In an interview, Trump said, “It’ll be hitting very hard on with sanctions to banks and having to do with oil and tariffs also.”
Trump’s statement comes after Russia said negotiations with Ukraine were on pause, even after Trump’s push following a meeting with Putin last month for direct talks between the Russian leader and Ukrainian President Volodymyr Zelenskiy.
The next plan that Trump has to frustrate Putin is to urge allies in the Group of Seven to impose tariffs as high as 100% on China and India for their purchases of Russian oil. India is the biggest buyer of Russian seaborne oil, mostly shipped on tankers under sanctions by the European Union, the United States, and Britain.
Meanwhile, Energy Secretary Chris Wright went to Brussels for talks to finalize the terms of a deal that Trump and von der Leyen made for the EU to buy an extra $750 billion worth of gas, oil, and nuclear fuel from the US.
Oil price jumps 2% after drone attack
Ahead of Trump tariffs, the price of oil is up 2% after a Ukrainian drone attack on a Russian port stopped loadings.

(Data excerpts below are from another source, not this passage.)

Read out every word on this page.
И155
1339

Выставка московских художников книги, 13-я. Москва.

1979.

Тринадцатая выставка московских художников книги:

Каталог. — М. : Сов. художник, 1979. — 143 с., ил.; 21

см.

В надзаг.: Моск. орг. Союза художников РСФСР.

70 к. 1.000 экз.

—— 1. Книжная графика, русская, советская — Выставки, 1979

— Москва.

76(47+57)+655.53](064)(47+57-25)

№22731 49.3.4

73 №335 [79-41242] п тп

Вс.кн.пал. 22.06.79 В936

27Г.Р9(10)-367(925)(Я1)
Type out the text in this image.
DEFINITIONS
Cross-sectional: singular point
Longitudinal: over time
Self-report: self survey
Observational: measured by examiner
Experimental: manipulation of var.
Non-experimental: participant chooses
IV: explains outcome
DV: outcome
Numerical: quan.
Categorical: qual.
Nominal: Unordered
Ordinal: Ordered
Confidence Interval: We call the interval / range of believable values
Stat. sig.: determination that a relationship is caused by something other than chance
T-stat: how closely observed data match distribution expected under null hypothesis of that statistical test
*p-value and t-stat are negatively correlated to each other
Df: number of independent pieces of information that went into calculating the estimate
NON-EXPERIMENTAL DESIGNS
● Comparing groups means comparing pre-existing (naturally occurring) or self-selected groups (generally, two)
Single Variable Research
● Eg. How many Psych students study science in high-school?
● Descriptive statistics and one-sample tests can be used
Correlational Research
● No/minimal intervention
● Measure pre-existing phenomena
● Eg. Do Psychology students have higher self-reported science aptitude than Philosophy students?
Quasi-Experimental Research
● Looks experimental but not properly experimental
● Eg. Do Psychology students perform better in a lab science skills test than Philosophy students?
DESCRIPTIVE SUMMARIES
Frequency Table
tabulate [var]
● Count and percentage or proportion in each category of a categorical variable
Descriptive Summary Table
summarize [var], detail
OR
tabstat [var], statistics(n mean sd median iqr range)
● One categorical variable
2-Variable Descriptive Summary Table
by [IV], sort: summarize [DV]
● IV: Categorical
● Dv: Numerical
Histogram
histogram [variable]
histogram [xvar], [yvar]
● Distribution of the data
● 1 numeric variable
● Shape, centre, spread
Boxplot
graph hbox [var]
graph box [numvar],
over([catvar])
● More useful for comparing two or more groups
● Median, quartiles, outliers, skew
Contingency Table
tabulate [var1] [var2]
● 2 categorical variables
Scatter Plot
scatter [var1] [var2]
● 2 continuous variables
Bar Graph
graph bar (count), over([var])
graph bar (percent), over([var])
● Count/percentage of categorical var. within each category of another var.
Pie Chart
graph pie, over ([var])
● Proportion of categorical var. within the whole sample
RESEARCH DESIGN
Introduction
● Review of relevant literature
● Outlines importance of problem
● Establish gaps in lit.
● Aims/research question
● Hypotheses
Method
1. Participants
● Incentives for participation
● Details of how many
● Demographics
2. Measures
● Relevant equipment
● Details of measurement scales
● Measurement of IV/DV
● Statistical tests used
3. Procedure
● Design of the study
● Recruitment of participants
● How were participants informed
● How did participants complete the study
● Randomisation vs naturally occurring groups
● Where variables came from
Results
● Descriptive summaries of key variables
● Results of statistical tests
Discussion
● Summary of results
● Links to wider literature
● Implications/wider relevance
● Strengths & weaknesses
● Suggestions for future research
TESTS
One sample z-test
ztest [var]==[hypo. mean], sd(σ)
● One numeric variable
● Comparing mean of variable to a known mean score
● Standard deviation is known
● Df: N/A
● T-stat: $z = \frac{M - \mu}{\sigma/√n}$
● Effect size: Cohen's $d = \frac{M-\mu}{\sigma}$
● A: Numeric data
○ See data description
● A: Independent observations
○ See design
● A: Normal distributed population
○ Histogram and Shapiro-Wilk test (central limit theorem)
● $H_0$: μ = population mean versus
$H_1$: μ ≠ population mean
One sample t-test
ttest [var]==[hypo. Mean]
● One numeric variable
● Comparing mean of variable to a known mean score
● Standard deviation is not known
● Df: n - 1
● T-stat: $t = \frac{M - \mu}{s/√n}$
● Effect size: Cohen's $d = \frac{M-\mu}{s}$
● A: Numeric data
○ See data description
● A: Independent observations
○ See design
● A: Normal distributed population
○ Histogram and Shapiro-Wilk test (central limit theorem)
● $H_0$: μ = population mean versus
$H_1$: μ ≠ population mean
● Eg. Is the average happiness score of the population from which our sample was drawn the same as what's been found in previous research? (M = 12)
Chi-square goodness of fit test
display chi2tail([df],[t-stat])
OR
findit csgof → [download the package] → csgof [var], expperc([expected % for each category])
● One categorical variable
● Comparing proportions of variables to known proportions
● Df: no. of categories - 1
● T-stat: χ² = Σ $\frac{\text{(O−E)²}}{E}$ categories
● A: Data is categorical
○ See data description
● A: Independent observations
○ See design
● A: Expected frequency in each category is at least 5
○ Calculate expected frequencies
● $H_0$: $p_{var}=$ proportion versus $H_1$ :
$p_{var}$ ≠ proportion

This was more than enough to counteract worries about oversupply and lower US demand risks.
According to reports, oil loading operations had to stop overnight because of the drone attack on Primorsk, a port in the northwest of Russia that is one of the country’s biggest oil and fuel export hubs.
“Those attacks on Russian energy infrastructure have room to drag down Russian crude and refined product exports,” said UBS analyst Giovanni Staunovo. Also, SEB Research analyst Ole Hvalbye said, “Strong sanctions could potentially overshadow the underlying oversupply outlook.”
Brent crude futures rose $1.02, or 1.5%, to $67.39 a barrel by 1328 GMT, and U.S. West Texas Intermediate crude gained $1.08, or 1.7%, to $63.45. The standards for Brent and WTI both went down by 1.7% and 2%, respectively.
Meanwhile, the International Energy Agency released its monthly report. It said that this year’s planned output increase by the OPEC+ group. It is made up of the Organization of the Petroleum Exporting Countries and its partners, such as Russia, which would cause the world’s oil supply to rise faster than expected.
On the supply side, Adani Group, India’s biggest private port operator, has said that it won’t let tankers from Western countries into any of its ports. This could cut off Russia’s oil supplies.
US tariff earnings make up less than 10% in August
As the summer ended, President Trump’s tariffs continued to bring in billions of dollars for the US. In August, customs taxes brought in about $29.5 billion.
The latest monthly report from the US Treasury Department, which came out Thursday afternoon, showed the final numbers for the month. They confirmed another record after July’s total of $27.7 billion.
Since June’s total of $26.6 billion and May’s total of $22.2 billion, these new numbers are the most recent in a line of steps upward. With Tuesday’s report, the overall income for the fiscal year now stands at about $165.2 billion. The fiscal year for the government ends on September 30.
The news release from Tuesday also said that the government made more than $344 billion in August. This means that tariff earnings made up less than 10% of the total. However, the government spent even more money that month. That went over $689 billion, leaving a $345 billion gap every month.